The filings mark the second time prosecutors have complained to the judge about Manafort's behavior awaiting trial. Early in the case, after he was released to his home, they investigators said they intercepted emails showing Manafort helped write an opinion piece defending his actions that ran in a Ukrainian publications.

Prosecutors filed the motion Monday in Manafort's pending Washington, D.C., case, which includes charges of filing misleading lobbying disclosure statements, and also noted his alleged tampering in his related tax and bank fraud case in Alexandria, Virginia.

If a judge were to revoke Manafort's bail conditions and order him to jail pending his two trials this summer, that would intensify the pressure on him to reach a plea deal with prosecutors.

Many white-collar prosecutions are built by charging people lower down in an organization and then "flipping" those defendants into prosecution witnesses to get leniency in their sentencing. Manafort has repeatedly declared his intention to fight the charges against him, but it wasn't immediately clear Monday night whether the renewed prospect of going to jail would alter his legal strategy.

Manafort's potential value as a prosecution witness is unclear, but as Trump's former campaign chairman he participated in multiple high-level discussions within the campaign that are of great interest to investigators.

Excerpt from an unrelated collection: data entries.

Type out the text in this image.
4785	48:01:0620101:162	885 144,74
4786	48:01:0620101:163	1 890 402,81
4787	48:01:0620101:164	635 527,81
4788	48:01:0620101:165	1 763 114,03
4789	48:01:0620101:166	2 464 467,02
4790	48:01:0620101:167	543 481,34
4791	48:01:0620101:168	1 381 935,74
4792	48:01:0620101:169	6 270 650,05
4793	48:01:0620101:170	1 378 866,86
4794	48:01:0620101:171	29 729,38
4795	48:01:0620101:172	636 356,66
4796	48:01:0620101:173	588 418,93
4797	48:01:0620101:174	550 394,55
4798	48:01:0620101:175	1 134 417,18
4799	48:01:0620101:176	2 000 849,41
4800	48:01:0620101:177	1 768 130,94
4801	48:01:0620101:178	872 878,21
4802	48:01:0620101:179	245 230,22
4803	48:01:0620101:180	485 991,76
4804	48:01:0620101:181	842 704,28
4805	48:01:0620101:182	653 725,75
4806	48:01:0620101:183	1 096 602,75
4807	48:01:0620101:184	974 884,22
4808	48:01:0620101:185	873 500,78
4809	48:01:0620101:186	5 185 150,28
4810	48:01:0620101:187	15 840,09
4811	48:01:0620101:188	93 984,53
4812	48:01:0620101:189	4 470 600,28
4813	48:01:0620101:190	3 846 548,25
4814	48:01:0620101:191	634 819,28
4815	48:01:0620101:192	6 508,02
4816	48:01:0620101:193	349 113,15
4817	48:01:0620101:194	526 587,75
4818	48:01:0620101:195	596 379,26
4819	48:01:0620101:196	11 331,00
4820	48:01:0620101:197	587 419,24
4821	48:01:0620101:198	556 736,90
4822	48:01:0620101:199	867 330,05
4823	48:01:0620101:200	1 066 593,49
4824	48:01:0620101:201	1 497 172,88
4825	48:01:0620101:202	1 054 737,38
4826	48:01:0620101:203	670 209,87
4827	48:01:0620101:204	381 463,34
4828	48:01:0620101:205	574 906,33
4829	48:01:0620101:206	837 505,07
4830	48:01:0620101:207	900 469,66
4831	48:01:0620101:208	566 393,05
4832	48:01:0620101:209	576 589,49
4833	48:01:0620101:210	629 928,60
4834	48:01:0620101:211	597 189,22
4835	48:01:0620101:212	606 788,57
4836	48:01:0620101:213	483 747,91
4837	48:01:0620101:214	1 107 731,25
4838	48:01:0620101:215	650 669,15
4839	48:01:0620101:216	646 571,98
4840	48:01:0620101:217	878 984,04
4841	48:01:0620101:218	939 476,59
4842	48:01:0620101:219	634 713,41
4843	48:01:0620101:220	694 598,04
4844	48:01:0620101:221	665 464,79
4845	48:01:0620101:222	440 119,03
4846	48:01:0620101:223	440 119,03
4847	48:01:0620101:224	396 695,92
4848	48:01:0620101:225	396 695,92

According to a February indictment, Manafort in 2012 and 2013 used offshore accounts to wire more than 2 million euros to pay the former politicians, who were described as independent actors instead of paid lobbyists.

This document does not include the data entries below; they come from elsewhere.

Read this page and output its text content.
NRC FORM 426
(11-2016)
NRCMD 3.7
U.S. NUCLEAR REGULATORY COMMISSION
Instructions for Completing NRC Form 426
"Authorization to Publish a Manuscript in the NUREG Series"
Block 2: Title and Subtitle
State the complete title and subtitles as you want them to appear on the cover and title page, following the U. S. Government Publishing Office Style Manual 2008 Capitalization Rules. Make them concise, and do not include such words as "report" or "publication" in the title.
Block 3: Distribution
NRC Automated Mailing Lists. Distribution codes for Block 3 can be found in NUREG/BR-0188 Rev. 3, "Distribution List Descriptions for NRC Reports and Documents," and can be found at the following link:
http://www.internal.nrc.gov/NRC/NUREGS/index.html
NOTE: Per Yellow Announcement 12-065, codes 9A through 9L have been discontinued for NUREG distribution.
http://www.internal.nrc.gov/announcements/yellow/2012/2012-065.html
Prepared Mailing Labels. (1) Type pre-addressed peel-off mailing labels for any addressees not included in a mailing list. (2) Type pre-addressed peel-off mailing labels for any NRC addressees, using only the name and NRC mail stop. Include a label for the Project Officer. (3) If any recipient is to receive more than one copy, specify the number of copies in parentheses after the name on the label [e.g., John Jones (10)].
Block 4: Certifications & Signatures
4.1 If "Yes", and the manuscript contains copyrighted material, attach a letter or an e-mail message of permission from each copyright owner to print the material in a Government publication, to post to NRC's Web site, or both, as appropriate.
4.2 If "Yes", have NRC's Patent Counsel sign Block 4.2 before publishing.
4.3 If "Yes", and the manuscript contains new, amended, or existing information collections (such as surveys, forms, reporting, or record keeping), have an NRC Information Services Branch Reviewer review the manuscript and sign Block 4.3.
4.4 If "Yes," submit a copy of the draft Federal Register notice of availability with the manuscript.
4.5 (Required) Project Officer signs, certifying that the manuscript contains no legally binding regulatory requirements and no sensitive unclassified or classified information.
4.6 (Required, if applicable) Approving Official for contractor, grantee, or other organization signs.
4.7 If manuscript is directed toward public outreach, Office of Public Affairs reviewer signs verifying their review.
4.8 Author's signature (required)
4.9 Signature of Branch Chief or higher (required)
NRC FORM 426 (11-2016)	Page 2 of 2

Monday's court filing highlighted anew the role of "Person A," whom prosecutors did not name but described in detail in related cases. The description matches Kilimnik, the Russian manager of Manafort's lobbying office for 10 years in Ukraine.

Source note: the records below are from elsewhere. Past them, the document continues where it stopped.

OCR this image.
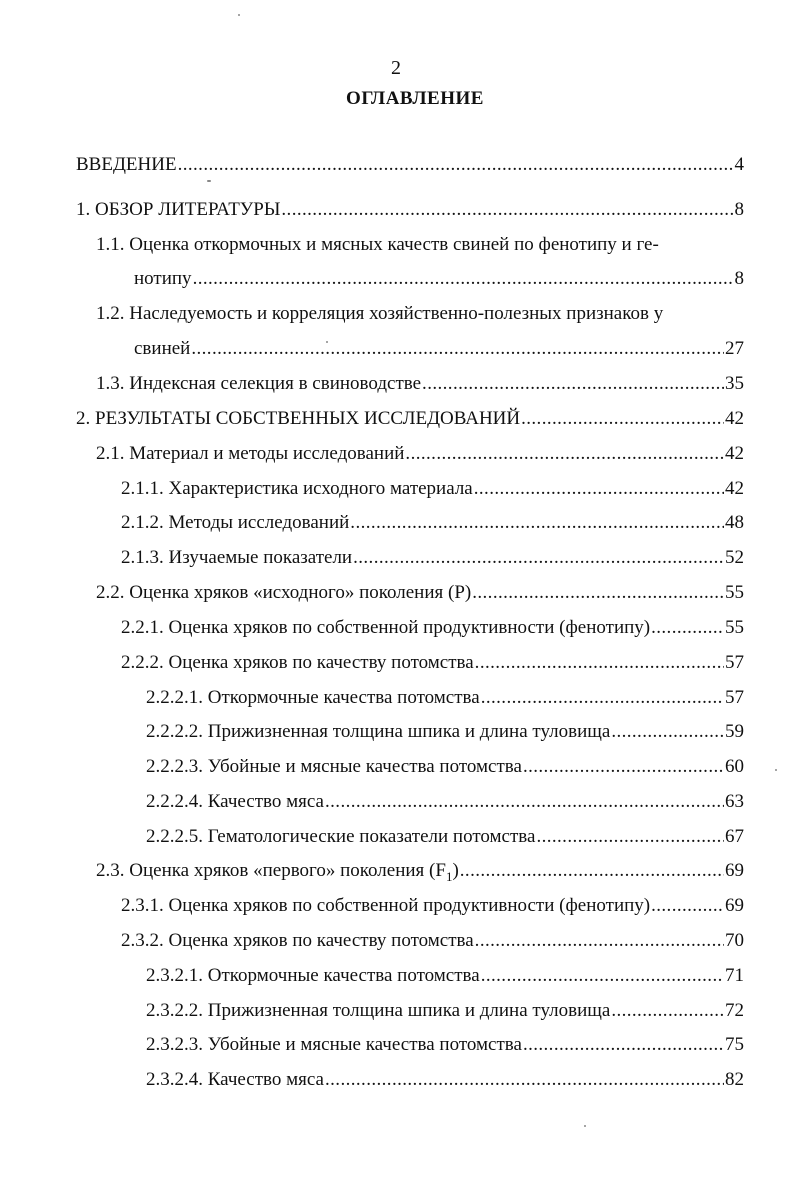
2
ОГЛАВЛЕНИЕ
ВВЕДЕНИЕ .....	4
1. ОБЗОР ЛИТЕРАТУРЫ .....	8
1.1. Оценка откормочных и мясных качеств свиней по фенотипу и ге-
нотипу .....	8
1.2. Наследуемость и корреляция хозяйственно-полезных признаков у
свиней .....	27
1.3. Индексная селекция в свиноводстве .....	35
2. РЕЗУЛЬТАТЫ СОБСТВЕННЫХ ИССЛЕДОВАНИЙ .....	42
2.1. Материал и методы исследований .....	42
2.1.1. Характеристика исходного материала .....	42
2.1.2. Методы исследований .....	48
2.1.3. Изучаемые показатели .....	52
2.2. Оценка хряков «исходного» поколения (Р) .....	55
2.2.1. Оценка хряков по собственной продуктивности (фенотипу) .....	55
2.2.2. Оценка хряков по качеству потомства .....	57
2.2.2.1. Откормочные качества потомства .....	57
2.2.2.2. Прижизненная толщина шпика и длина туловища .....	59
2.2.2.3. Убойные и мясные качества потомства .....	60
2.2.2.4. Качество мяса .....	63
2.2.2.5. Гематологические показатели потомства .....	67
2.3. Оценка хряков «первого» поколения $(F_1)$ .....	69
2.3.1. Оценка хряков по собственной продуктивности (фенотипу) .....	69
2.3.2. Оценка хряков по качеству потомства .....	70
2.3.2.1. Откормочные качества потомства .....	71
2.3.2.2. Прижизненная толщина шпика и длина туловища .....	72
2.3.2.3. Убойные и мясные качества потомства .....	75
2.3.2.4. Качество мяса .....	82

A Russian citizen born in Ukraine, Kilimnik worked for Manafort in Kiev first as a translator and later as the in-country operator of Manafort's operations. He continued to serve as a close Manafort associate during the months Manafort worked for President Trump's campaign, including visiting Manafort in person in New York in May and August 2016.

He is a Russian army veteran who trained at a language school that experts say is recruiting ground for a Russian intelligence agency. Kilimnik has denied having intelligence ties.

Kilimnik did not respond to a request for comment Monday evening.

During his August 2016 meeting with Kilimnik, Manafort has said he and his longtime Kiev office manager discussed, among other topics, the ongoing campaign, including the hacking of Democratic National Committee emails. Stolen DNC emails had been released by WikiLeaks the previous month, and the hack was widely suspected to be the work of Russia.

During Kilimnik's time working for Manafort in Kiev, he had served as a liaison for Manafort to the Russian aluminum magnate Oleg Deripaska, with whom Manafort had done business. Emails previously described to The Post show that Manafort asked Kilimnik during the campaign to offer Deripaska "private briefings" about Trump's effort. A Deripaska spokeswoman has said the billionaire, a close ally of Russian President Vladimir Putin, was not offered and did not receive such briefings.